The existence of a planet with rare similarities to Earth is a "one in a million" discovery uncovered by New Zealand astronomers.

University of Canterbury astronomers said the planet was one of only a handful with a similar size and mass to Earth.

However, the "Super-Earth" planet's orbit causes it to have a year lasting 617 days — almost double the length of Earth's.

It orbits a smaller host star about 10 per cent of the size of our sun.

Lead researcher Dr Antonio Herrera Martin said the discovery was one of the first events he had personally seen and was "extremely rare".

"This is a one in a million discovery due to the way the planet was discovered and the fact it is three to four times larger than the size of Earth," he said.
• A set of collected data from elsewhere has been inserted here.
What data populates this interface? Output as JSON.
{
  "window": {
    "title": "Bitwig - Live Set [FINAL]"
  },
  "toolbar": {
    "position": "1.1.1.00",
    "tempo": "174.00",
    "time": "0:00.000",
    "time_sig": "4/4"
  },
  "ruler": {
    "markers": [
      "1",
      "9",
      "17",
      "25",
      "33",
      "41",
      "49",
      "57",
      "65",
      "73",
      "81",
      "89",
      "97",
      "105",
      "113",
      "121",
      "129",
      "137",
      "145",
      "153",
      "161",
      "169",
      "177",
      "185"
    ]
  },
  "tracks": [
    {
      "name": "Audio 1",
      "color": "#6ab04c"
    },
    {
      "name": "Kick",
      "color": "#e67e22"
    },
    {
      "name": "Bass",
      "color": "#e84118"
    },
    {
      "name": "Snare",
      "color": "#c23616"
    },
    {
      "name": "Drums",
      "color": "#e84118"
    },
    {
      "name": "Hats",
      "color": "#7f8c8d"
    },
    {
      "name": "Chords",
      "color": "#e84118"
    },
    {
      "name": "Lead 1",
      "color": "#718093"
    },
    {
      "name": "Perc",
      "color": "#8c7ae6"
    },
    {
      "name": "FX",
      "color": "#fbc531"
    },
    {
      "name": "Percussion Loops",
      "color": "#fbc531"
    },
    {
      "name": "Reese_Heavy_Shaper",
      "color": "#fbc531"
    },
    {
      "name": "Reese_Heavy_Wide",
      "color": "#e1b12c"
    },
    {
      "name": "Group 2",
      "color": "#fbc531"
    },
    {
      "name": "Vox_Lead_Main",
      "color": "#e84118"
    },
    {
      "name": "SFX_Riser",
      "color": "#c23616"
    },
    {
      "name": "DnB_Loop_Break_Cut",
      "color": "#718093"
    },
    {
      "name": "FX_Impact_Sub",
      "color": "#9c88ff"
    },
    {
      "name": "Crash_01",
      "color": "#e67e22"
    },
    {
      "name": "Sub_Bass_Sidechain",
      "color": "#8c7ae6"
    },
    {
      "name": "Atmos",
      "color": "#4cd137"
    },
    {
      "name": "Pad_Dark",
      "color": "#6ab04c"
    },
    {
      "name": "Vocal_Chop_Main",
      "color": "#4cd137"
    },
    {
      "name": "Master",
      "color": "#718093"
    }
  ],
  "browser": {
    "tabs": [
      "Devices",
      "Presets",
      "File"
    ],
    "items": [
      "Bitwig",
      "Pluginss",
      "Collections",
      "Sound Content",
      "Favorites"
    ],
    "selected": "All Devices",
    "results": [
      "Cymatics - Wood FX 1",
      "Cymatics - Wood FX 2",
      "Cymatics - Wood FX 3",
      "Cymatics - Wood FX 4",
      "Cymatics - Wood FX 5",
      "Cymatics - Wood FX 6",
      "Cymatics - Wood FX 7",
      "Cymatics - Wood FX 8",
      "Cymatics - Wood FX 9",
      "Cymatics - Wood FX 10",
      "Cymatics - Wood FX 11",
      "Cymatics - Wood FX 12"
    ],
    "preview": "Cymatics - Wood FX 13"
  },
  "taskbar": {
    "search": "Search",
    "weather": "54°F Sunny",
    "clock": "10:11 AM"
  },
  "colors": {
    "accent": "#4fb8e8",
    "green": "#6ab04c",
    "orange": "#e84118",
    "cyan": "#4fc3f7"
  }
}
The planet was discovered using a technique called microlensing, where a star passes in front of another star, causing a temporary shedding of light that can reveal other undiscovered stars or planets.

Only one in a million stars in the galaxy are affected by microlensing at any one time, making the chance of such a discovery very rare.

"If the planet was any smaller, in another position or orbiting another way, it is highly unlikely we would have ever seen it," Martin said.

The discovery was the combination of good collaborative research work and "insanely lucky timing."

"I came across the planet almost by a mistake. That's how rare it was. The raw data showed nothing of note and it was only when I took a closer look that I saw a tiny bump, which turned out to be our newly discovered planet.

"It was certainly special and very satisfactory."

The event was first observed through two Chilean telescopes in 2018 and was named OGLE-2018-BLG-0677 after the date it was discovered and the makes of the telescopes that first observed it.

Since that first observation, University of Canterbury astronomers started analysing the data in January 2019 and spent nearly a full year to ensure the findings were accurate.

The discovery has been a collaborative effort between astronomers in Korea, Australia, Chile, South Africa and New Zealand, and their research has been published in the Astronomical Journal.